Садишься на землю и куришь, стараясь не смотреть в сторону тех двух. Им больно, они в памяти, полны надежды и просят пить.
Им смачивают губы. Гришка, что бы их подбодрить, говорит мечтательно:
– В госпитале отдохнёте. В госпитале хорошо.
И они верят его словам. А во что ещё верить? Солдат без веры не жилец. И они представляют себе госпиталь, где тишина и покой и не стреляют, и улыбаются молоденькие медсёстры в белых халатах.
Один просит покурить. Ему дают. Он затягивается и кашляет, и кашель вызывает нестерпимую боль. Он стонет, как будто поёт заунывную песню.
Нет сил, но надо копать могилу. Воронки по близости нет. Три на три и полтора вглубь, этого хватит. Медленно опускают и укладывают убитых на дно.
Пока всё это происходит, раненые в живот умирают. Умирают беззвучно, просто перестают дышать и всё, один за одним, словно торопятся к своим убитым товарищам.
Их, ещё тёплых, кладут рядом, место ещё есть. Всех накрывают шинелями. Земля падает беззвучно и наполняет могилу.
Даже грохот войны умолк. Эти похороны в тишине и покое кажутся всем странными.
Но немцы очухались, и мины, как дождь, падают сверху. Фрицы знают, где их окопы, и несколько штук разрываются там.
Все прячутся в не до конца засыпанной могиле. Это спасает. Грохот затих. Торопливо выскакивают из могилы, сыплют туда последнюю землю. Обрамлять холм нет ни сил, ни желания, ни времени: немцы могут всё повторить.
И все ползком торопятся в окопы. Отряхиваться отвыкли, так, махнёшь рукой сверху вниз по обмундированию по привычке, но тут же одёрнут:
– Не пыли.
А кто-нибудь добавит в шутку:
– И дома не пыли.
Взводу повезло, немцы, убегая, оставили всё: рыбные консервы, тушёнку, чай, сыр, колбасу. Воды оставили мало, видно, не только у них, но и у немцев воды негусто.
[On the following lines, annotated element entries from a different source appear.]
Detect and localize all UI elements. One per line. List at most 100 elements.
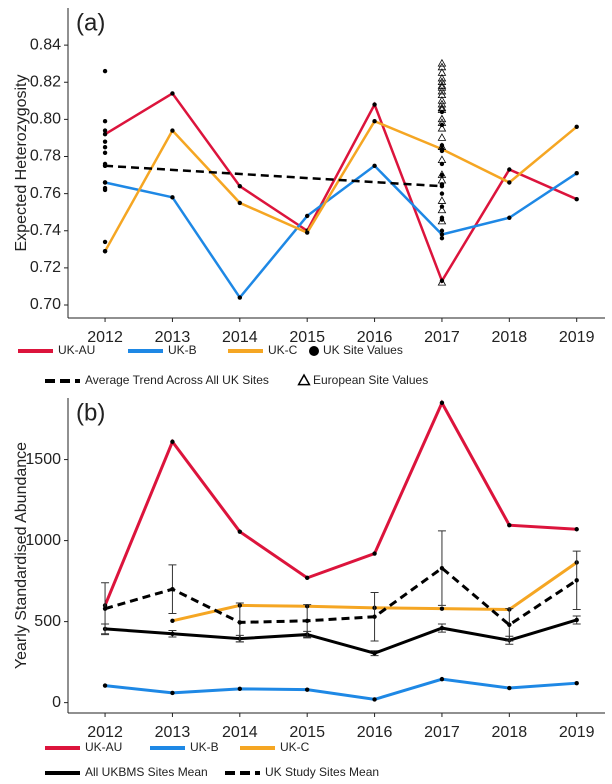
y-tick-label: 0.82	[30, 73, 61, 90]
vertex-dot	[372, 651, 377, 656]
vertex-dot	[574, 124, 579, 130]
vertex-dot	[304, 687, 310, 692]
vertex-dot	[304, 230, 310, 235]
legend-label: UK Site Values	[323, 343, 403, 357]
x-tick-label: 2013	[155, 329, 191, 346]
legend-label: Average Trend Across All UK Sites	[85, 373, 269, 387]
legend-symbol	[309, 346, 319, 356]
vertex-dot	[170, 128, 175, 133]
x-tick-label: 2016	[357, 724, 393, 741]
point	[102, 128, 108, 133]
vertex-dot	[507, 522, 512, 528]
point	[437, 123, 447, 132]
vertex-dot	[574, 617, 579, 623]
series-line	[104, 618, 578, 655]
point	[437, 155, 447, 164]
vertex-dot	[304, 575, 310, 581]
point	[439, 172, 445, 178]
point	[102, 68, 108, 74]
vertex-dot	[372, 551, 377, 556]
vertex-dot	[304, 213, 310, 219]
point	[437, 103, 447, 112]
point	[102, 150, 108, 155]
series-line	[104, 164, 578, 300]
vertex-dot	[170, 91, 175, 96]
point	[437, 105, 447, 113]
point	[437, 77, 447, 86]
vertex-dot	[439, 278, 445, 284]
vertex-dot	[170, 195, 175, 200]
vertex-dot	[237, 620, 243, 625]
point	[437, 83, 447, 91]
vertex-dot	[372, 163, 377, 168]
vertex-dot	[170, 439, 175, 444]
legend-label: UK-B	[168, 343, 197, 357]
vertex-dot	[237, 529, 243, 534]
vertex-dot	[304, 618, 310, 624]
x-tick-label: 2014	[222, 329, 258, 346]
series-line	[103, 119, 578, 252]
point	[437, 216, 447, 225]
series-line	[103, 399, 577, 606]
y-tick-label: 500	[34, 613, 61, 630]
point	[437, 99, 447, 108]
point	[439, 228, 445, 233]
legend-label: UK-AU	[85, 740, 122, 754]
point	[102, 119, 108, 124]
point	[439, 235, 445, 241]
vertex-dot	[574, 578, 579, 583]
vertex-dot	[439, 625, 445, 631]
point	[437, 90, 447, 99]
vertex-dot	[507, 685, 512, 691]
x-tick-label: 2018	[492, 724, 528, 741]
point	[437, 205, 447, 214]
vertex-dot	[102, 683, 108, 688]
vertex-dot	[574, 196, 579, 202]
vertex-dot	[237, 184, 243, 189]
y-tick-label: 1000	[25, 532, 61, 549]
x-tick-label: 2017	[424, 724, 460, 741]
panel-label: (a)	[76, 9, 105, 36]
vertex-dot	[170, 587, 175, 592]
y-tick-label: 0.84	[30, 36, 61, 53]
legend-label: UK-AU	[58, 343, 95, 357]
x-tick-label: 2012	[87, 724, 123, 741]
y-tick-label: 0.70	[30, 296, 61, 313]
point	[102, 139, 108, 144]
point	[437, 170, 447, 178]
vertex-dot	[574, 680, 579, 686]
vertex-dot	[507, 622, 512, 628]
point	[439, 143, 445, 148]
point	[437, 277, 447, 286]
vertex-dot	[170, 690, 175, 696]
point	[437, 118, 447, 126]
y-tick-label: 0.80	[30, 111, 61, 128]
y-tick-label: 0.72	[30, 259, 61, 276]
y-axis-label: Expected Heterozygosity	[13, 75, 30, 252]
legend-label: UK-C	[280, 740, 310, 754]
panel-label: (b)	[76, 399, 105, 426]
point	[437, 114, 447, 123]
vertex-dot	[170, 618, 175, 624]
legend-label: European Site Values	[313, 373, 428, 387]
point	[437, 142, 447, 151]
vertex-dot	[372, 119, 377, 124]
vertex-dot	[507, 167, 512, 172]
x-tick-label: 2016	[357, 329, 393, 346]
x-tick-label: 2017	[424, 329, 460, 346]
y-tick-label: 0.78	[30, 148, 61, 165]
vertex-dot	[439, 400, 445, 406]
point	[102, 187, 108, 193]
y-tick-label: 0	[52, 694, 61, 711]
x-tick-label: 2019	[559, 724, 595, 741]
vertex-dot	[507, 180, 512, 185]
series-line	[104, 677, 577, 701]
point	[437, 95, 447, 104]
point	[437, 175, 447, 184]
point	[437, 68, 447, 76]
legend-label: UK-C	[268, 343, 298, 357]
vertex-dot	[237, 295, 243, 300]
vertex-dot	[439, 232, 445, 237]
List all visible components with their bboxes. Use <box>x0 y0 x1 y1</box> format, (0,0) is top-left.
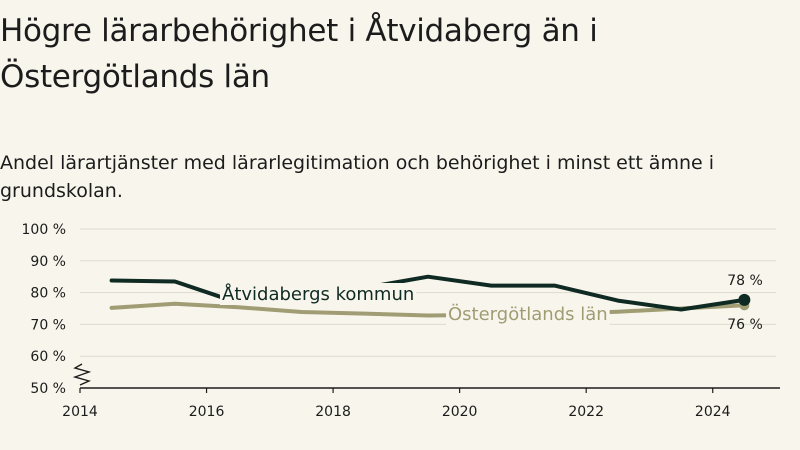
chart-title: Högre lärarbehörighet i Åtvidaberg än i … <box>0 13 598 95</box>
end-point-kommun <box>738 293 751 306</box>
series-label-kommun: Åtvidabergs kommun <box>222 283 414 305</box>
end-value-lan: 76 % <box>727 317 763 333</box>
label-background <box>220 283 417 305</box>
x-tick-label: 2022 <box>568 404 604 420</box>
x-tick-label: 2020 <box>442 404 478 420</box>
axis-break-icon <box>72 363 92 386</box>
end-value-kommun: 78 % <box>727 273 763 289</box>
y-axis-ticks: 50 % 60 % 70 % 80 % 90 % 100 % <box>22 222 92 397</box>
y-tick-label: 100 % <box>22 222 66 238</box>
x-axis: 2014 2016 2018 2020 2022 2024 <box>62 387 780 420</box>
series-line-lan <box>109 301 747 318</box>
y-tick-label: 60 % <box>30 349 66 365</box>
x-tick-label: 2018 <box>315 404 351 420</box>
gridlines <box>80 228 776 357</box>
series-lines <box>109 274 751 318</box>
series-labels: Åtvidabergs kommun Östergötlands län 78 … <box>220 273 763 333</box>
y-tick-label: 50 % <box>30 381 66 397</box>
y-tick-label: 90 % <box>30 254 66 270</box>
x-tick-label: 2014 <box>62 404 98 420</box>
series-line-kommun <box>109 274 747 312</box>
y-tick-label: 80 % <box>30 286 66 302</box>
y-tick-label: 70 % <box>30 317 66 333</box>
chart-subtitle: Andel lärartjänster med lärarlegitimatio… <box>0 152 715 202</box>
x-tick-label: 2024 <box>695 404 731 420</box>
label-background <box>446 303 610 325</box>
series-label-lan: Östergötlands län <box>448 303 608 325</box>
x-tick-label: 2016 <box>189 404 225 420</box>
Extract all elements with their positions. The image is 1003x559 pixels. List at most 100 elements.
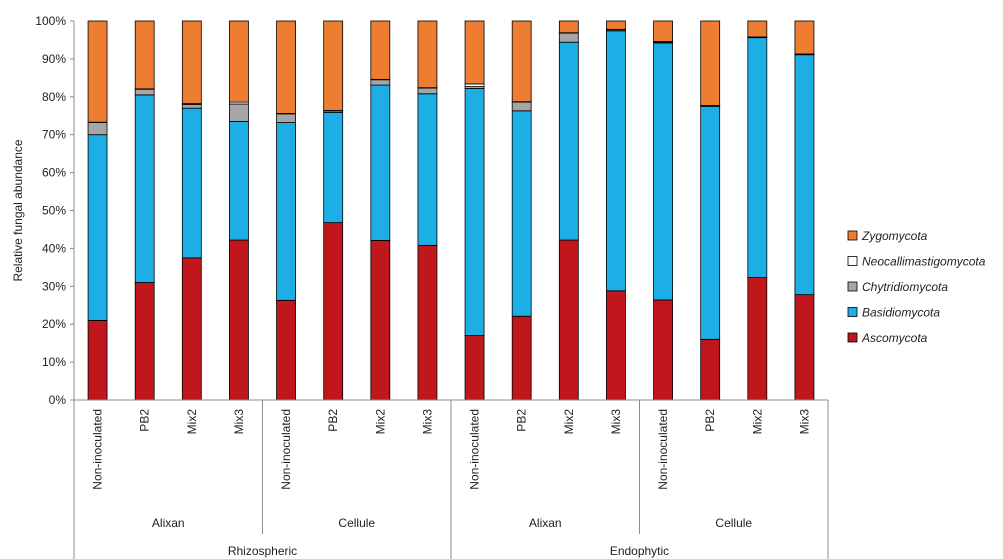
y-tick-label: 50% <box>42 204 66 218</box>
x-category-label: Non-inoculated <box>279 409 293 490</box>
bar-segment-zygomycota <box>700 20 721 106</box>
y-tick-label: 0% <box>49 393 67 407</box>
bar-segment-ascomycota <box>794 294 815 401</box>
bar-segment-basidiomycota <box>464 88 485 336</box>
x-category-label: Non-inoculated <box>656 409 670 490</box>
y-tick-label: 40% <box>42 241 66 255</box>
legend-swatch-basidiomycota <box>847 307 858 317</box>
x-category-label: PB2 <box>703 409 717 432</box>
y-tick-label: 30% <box>42 279 66 293</box>
bar-segment-zygomycota <box>370 20 391 80</box>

Поругивая немцев и похваливая немецкую еду, первый раз наелись до отвала. Григорий есть не стал. Никто и не настаивал. С дармовыми харчами расправились быстро.
Но надо уходить. Сидеть в чужих окопах и ждать, когда накроют мины, не стоило. Немцы опомнились, и Иван, и другие не успели сообразить и вытереть губы от халявной еды, как пришлось хвататься за оружие.
Фрицы наступали бегом, и даже отсюда, из окопов, Иван почувствовал, что им страшно. И их единственное желание припасть к спасительной земле и, отстреливаясь, отползти назад.
Оставленный пулемёт здорово помог. То ли немцев напугал собственный пулемёт, то ли они утомились бегать туда-сюда. Но вернулись назад, угомонились и до утра не мешали взводу жить.
Но всё равно и Ивану, и Григорию, и всем, всем страшно в чужих окопах. Только и ждёшь, залетит снаряд или мина – и каюк.
Но жить надо, тем более ещё убитые немцы валялись под ногами. Но это были обыкновенные люди, правда, уже мертвые.
Для начала выбросили убитых немцев за бруствер. Правда, перед этим сняли часы и проверили карманы. Фотографии жен и детей полетели туда же, за бруствер, и бумажники за ними, кому они нужны, как и немецкие деньги.
Только на мгновение задержал Иван в руке фото немца с женой и подумал, что он мог лежать в могиле вместе с остальными, а немец мог бы жить. Но вышло, его жене безутешные слёзы лить, а он, Иван, пока жив. Жив не сам по себе, а благодаря Григорию.
Иван, вдруг вспомнив рукопашную, сказал Григорию, кивнув в сторону могилы:
– Спас ты меня. Если б не ты, тоже, наверное, закопали.
Но лицо Григория осталось невозмутимым, он старался не думать об убитом в упор немце. Может, и хорошо, что не накопилось в человеке столько ненависти и злобы, чтоб убить другого за то, что он враг, и не думать, и не вспоминать об этом.
Ведь война рано или поздно кончится. И с этим придётся жить. Это ж какие же надо иметь нервы, чтобы после всего остаться человеком.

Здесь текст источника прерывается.